Cidró
Aloysia citriodora Palau (sin. Aloysia triphylla) (folhas)
Um arbusto sul-americano de folhas estreitas e cheiro de limão intenso, também chamado de erva-luísa. Apesar do nome parecido com o de outras ervas calmantes deste catálogo, é uma planta diferente, de outra família botânica.
Aqui usamos a folha, colhida junto com as florzinhas pequenas quando presentes. Um esclarecimento útil: o cidró, ou erva-luísa, não é a mesma planta que a erva-cidreira europeia (*Melissa officinalis*, outra ficha deste catálogo) nem a mesma que a "Melissa" catalogada aqui (*Lippia alba*). As três têm cheiro de limão e efeito calmante parecido, mas são espécies diferentes, cada uma com sua própria ficha e sua própria dose.
Não foi localizada monografia de Aloysia citriodora no Formulário de Fitoterápicos da Farmacopeia Brasileira, 2ª ed. Vale notar que o Formulário traz uma monografia de uma parente próxima, a *Aloysia polystachya* (Griseb.) Moldenke, conhecida como erva-cidreira-do-campo ou upacaá, usada como ansiolítico leve, mas é uma espécie diferente do cidró, com sua própria dose: não use a dose de uma espécie para a outra. Os preparos abaixo para o cidró seguem medida caseira de uso tradicional.
Para que serve
- Uso tradicional para ansiedade leve
- Apoio tradicional em insônia
- Uso tradicional de apoio à digestão
- Uso tradicional para gases
Como usar
Ingredientes
- 1 colher de sopa de folhas frescas de cidró (ou 1 colher de chá de secas)
- 200 ml de água quente
Passo a passo
- Aqueça a água até quase ferver.
- Coloque as folhas numa xícara.
- Despeje a água quente por cima.
- Tampe e deixe em infusão por 5 a 7 minutos.
- Coe e beba.
Frequência: 2 a 3 xícaras ao dia. Uma dose à noite, para o sono.

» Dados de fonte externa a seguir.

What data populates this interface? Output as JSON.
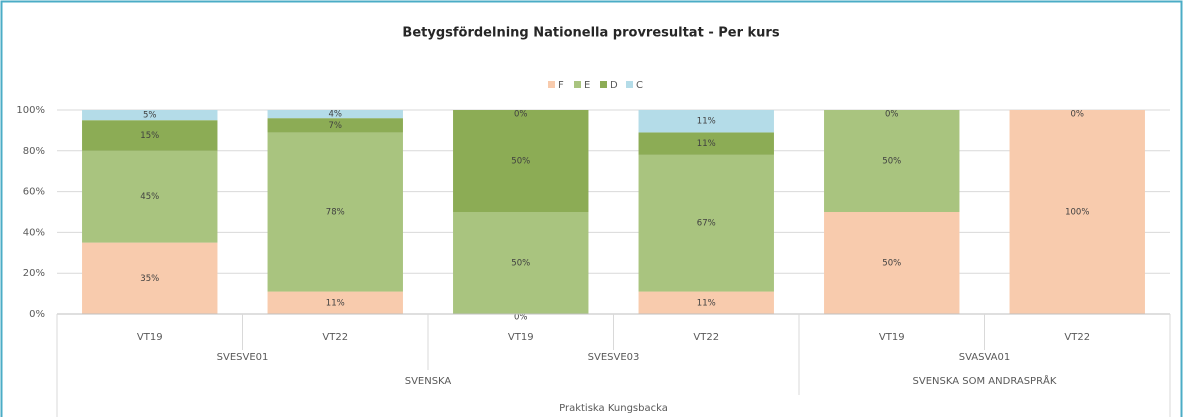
{
  "chart_data": {
    "type": "stacked_bar",
    "title": "Betygsfördelning Nationella provresultat - Per kurs",
    "categories": [
      "VT19",
      "VT22",
      "VT19",
      "VT22",
      "VT19",
      "VT22"
    ],
    "group_levels": [
      [
        "SVESVE01",
        null,
        "SVESVE03",
        null,
        "SVASVA01",
        null
      ],
      [
        "SVENSKA",
        null,
        null,
        null,
        "SVENSKA SOM ANDRASPRÅK",
        null
      ],
      [
        "Praktiska Kungsbacka",
        null,
        null,
        null,
        null,
        null
      ]
    ],
    "series": [
      {
        "name": "F",
        "color": "#f8cbad",
        "values": [
          35,
          11,
          0,
          11,
          50,
          100
        ],
        "value_labels": [
          "35%",
          "11%",
          "0%",
          "11%",
          "50%",
          "100%"
        ]
      },
      {
        "name": "E",
        "color": "#a9c47f",
        "values": [
          45,
          78,
          50,
          67,
          50,
          null
        ],
        "value_labels": [
          "45%",
          "78%",
          "50%",
          "67%",
          "50%",
          null
        ]
      },
      {
        "name": "D",
        "color": "#8cac55",
        "values": [
          15,
          7,
          50,
          11,
          null,
          null
        ],
        "value_labels": [
          "15%",
          "7%",
          "50%",
          "11%",
          null,
          null
        ]
      },
      {
        "name": "C",
        "color": "#b4dce8",
        "values": [
          5,
          4,
          0,
          11,
          0,
          0
        ],
        "value_labels": [
          "5%",
          "4%",
          "0%",
          "11%",
          "0%",
          "0%"
        ]
      }
    ],
    "ylim": [
      0,
      100
    ],
    "yticks": [
      {
        "value": 0,
        "label": "0%"
      },
      {
        "value": 20,
        "label": "20%"
      },
      {
        "value": 40,
        "label": "40%"
      },
      {
        "value": 60,
        "label": "60%"
      },
      {
        "value": 80,
        "label": "80%"
      },
      {
        "value": 100,
        "label": "100%"
      }
    ],
    "grid": true,
    "legend": "top"
  }
}
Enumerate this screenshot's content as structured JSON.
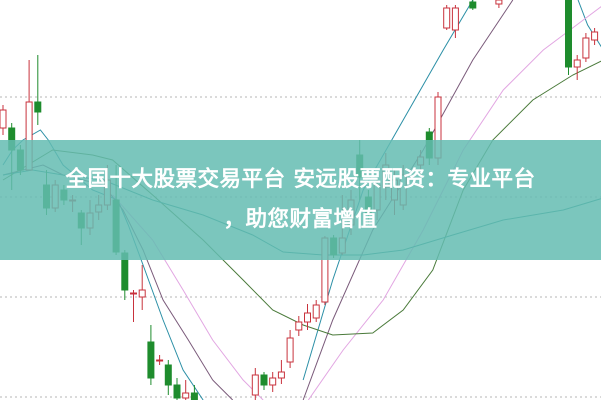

Fonte: uso tradicional (medida caseira), sem monografia localizada no Formulário de Fitoterápicos da Farmacopeia Brasileira, 2ª ed.
Combina com
Camomila e maracujá
somam no efeito para insônia leve
Funcho e hortelã
reforçam o conforto digestivo
Cuidados
- Gestantes e lactantes: dados insuficientes de segurança para o infuso de folhas. O óleo essencial de cidró, especificamente, é contraindicado na gravidez e na amamentação. Evite o uso por precaução durante a gestação.
- Gastrite e úlceras: por precaução, evite o uso em casos de gastrite, úlceras e lesões do sistema urinário ativas.
- Sedativos: pode potencializar levemente o efeito de medicamentos sedativos.
- Regra geral: não ultrapasse as quantidades recomendadas. Em caso de eventos adversos, suspenda o uso e procure orientação médica.
Você sabia?
O cidró recebeu o nome popular erva-luísa em homenagem a Maria Luísa de Bourbon, princesa das Astúrias no século 18, que teria se encantado com o aroma cítrico da planta, um detalhe que ajuda a explicar por que essa erva sul-americana ganhou tanto prestígio nos jardins e nas cozinhas europeias.
Referências
- Formulário de Fitoterápicos da Farmacopeia Brasileira, 2ª ed. Anvisa, 2021. Monografia de Aloysia polystachya (Griseb.) Moldenke (espécie próxima, não o cidró), p. 34 a 36.
- Horto Didático de Plantas Medicinais do HU/CCS, Universidade Federal de Santa Catarina (UFSC). Erva-luíza (Aloysia citriodora). Disponível em: https://hortodidatico.ufsc.br/erva-luiza/.. Acesso em 2026.
Este conteúdo é educativo e não substitui orientação médica, farmacêutica ou de outro profissional de saúde. Em caso de dúvida, uso contínuo, gravidez, amamentação ou uso de outros medicamentos, consulte um profissional antes de usar.